Has anyone heard if they are going to do the Special Achievement Awards again this year?
Courtney Hicks (SWP) now has a bye to Pacific Coast Sectionals.
The elimination of US "Junior" Nationals has made it a lot tougher for these young skaters to get out onto the national stage, especially in large regions like North Atlantic and South Atlantic. It's a shame that the funding just wasn't there anymore.
I wish they would take the top 8 from Sectionals with the Juv and Int events, like they've done with dance and pairs the past few years. Yes, going from 12 to 24 would increase the time needed for the events at Nationals, but the fields would still be small enough not to require a QR. They could always eliminate skaters after the SP. The more kids at those levels who can have a national comp experience, the better, I say.
Or at least use a proportional formula for how many kids get to move on from regionals to sectionals.
They're going to re-evaluate this new procedure after 2014 I guess. Maybe some changes will be made at that point.

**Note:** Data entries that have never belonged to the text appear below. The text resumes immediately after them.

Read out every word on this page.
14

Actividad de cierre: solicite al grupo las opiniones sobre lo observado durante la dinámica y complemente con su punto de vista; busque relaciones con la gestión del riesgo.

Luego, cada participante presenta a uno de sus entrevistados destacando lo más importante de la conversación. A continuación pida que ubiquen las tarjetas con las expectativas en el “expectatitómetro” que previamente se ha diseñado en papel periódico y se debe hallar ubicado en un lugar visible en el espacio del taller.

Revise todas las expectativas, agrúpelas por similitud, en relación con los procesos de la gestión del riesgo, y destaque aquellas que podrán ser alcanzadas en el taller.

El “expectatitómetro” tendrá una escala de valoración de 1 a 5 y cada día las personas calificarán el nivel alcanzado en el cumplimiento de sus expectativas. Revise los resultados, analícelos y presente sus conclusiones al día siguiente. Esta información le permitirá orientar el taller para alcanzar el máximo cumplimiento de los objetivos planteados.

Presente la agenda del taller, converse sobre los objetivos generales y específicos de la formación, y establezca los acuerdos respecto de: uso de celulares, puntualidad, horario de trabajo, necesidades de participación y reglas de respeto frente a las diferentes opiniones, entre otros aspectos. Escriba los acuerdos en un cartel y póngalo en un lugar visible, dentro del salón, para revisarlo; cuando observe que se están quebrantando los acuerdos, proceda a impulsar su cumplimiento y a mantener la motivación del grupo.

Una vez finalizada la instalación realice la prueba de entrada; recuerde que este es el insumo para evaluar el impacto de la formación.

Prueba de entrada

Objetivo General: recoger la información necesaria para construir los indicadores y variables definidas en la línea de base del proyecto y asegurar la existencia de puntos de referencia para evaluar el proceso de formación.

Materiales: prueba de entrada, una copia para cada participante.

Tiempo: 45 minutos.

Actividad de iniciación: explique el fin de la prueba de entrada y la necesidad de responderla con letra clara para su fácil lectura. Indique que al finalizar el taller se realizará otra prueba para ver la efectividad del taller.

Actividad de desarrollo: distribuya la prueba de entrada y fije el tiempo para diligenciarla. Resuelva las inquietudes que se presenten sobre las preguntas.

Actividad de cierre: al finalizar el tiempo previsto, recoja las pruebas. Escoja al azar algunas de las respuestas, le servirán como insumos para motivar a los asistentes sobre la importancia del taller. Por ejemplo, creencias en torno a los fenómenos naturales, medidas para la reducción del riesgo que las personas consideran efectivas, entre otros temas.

Or take the top 4 out of each regional. And then take the next top 4-8 over all high scores from all regionals. Those poor girls in SA Regionals. 4 out of 120 just doesnt seem fair.
I agree, 4 out of 120 (compared to regions that have much fewer entrants) doesn't seem fair. IIRC, it used to be that way (4 max advancing to JN) and then USFS went to a proportional formula to level the playing field, so to speak.
How long have SA and NA (and other regions) been this comparatively larger than other regions?
Has there been any discussion about re-configuring? Or is that a whole can of worms to open somewhere else?
They used a ratio for Junior Nationals for a few years - they should have kept that & applied it to Sectionals as a starting point, not gone backwards - especially with the rule in place to discourage region-hopping at these levels. It really is not fair to those girls - way too early to not encourage development.
I don't really oppose getting rid of "junior" nationals, since I often felt like there was so much undue emphasis placed on it for what are supposed to be developmental levels, that it seemed like many skaters pushed so hard to get there that they burned out before making it to the higher levels. But since juvenile and intermediate are supposed to be developmental, I don't think it would be a bad idea for more skaters to get to go to sectionals (even if more don't advance to nationals). At sectionals, they would get the experience of competing at another, more selective event, and they would be able to see and learn from their counterparts in the higher levels.
For me it's very to see less Junior skaters than Senior skaters making it to Nationals.
It should be exactly the opposite.
With both juniors and seniors, byes are an issue, which is why they have more skaters than the lower levels. I don't know that there's a big difference in the number of competition byes between those two levels, across disciplines. But with seniors, they also give direct byes to those who finished in the top 5 the previous year.
The "Junior Nationals" being referred to here was for juvenile and intermediate skaters. They had been qualifying straight from sectionals to the "Junior National" competition, at least four per region, so there were many more juveniles and intermediates going to the national event than there were novices (only top 4 from each section, no byes).
Now juvenile and intermediate will be in the the same situation as novice. The difference is that there are more of them, at least in the singles disciplines, especially girls. And they're required to represent a club in the region where they live and/or train most of the year -- no club hopping allowed.
I just checked on the last few times I was out at "Junior" Nationals. In Strongsville (2010JN) the SA region had 4 of the top 12 juvenile skaters, and all 6 from the region made finals. The following year in Intermediate (SLC,) SA had 3 of the top 5 skaters and 5 of the top 12...so not only is there an inordinate number of skaters, but the quality is high as well...
Not only that, but at the Juv/Int level so little separates the skaters that simply allowing more skaters to make it to Sectionals and/or nationals makes sense. It isn't much harder to run an 18-24 skater round (6-8 skaters advancing) than to run a 12-skater round (any referees out there, please correct me if I'm mistaken- I've never actually run a comp.) It seems that as long as qualifying rounds aren't necessary, it is not a severe hardship financially for the LOC or for USFS, and it would keep the young ones more optimistic and interested in the sport. As it is with the age for juvenile having increased to 13, a good deal of the young talent may be left out. The extra year in age increases the number of skaters at the level while the number advancing from the larger regions simultaneously decreases.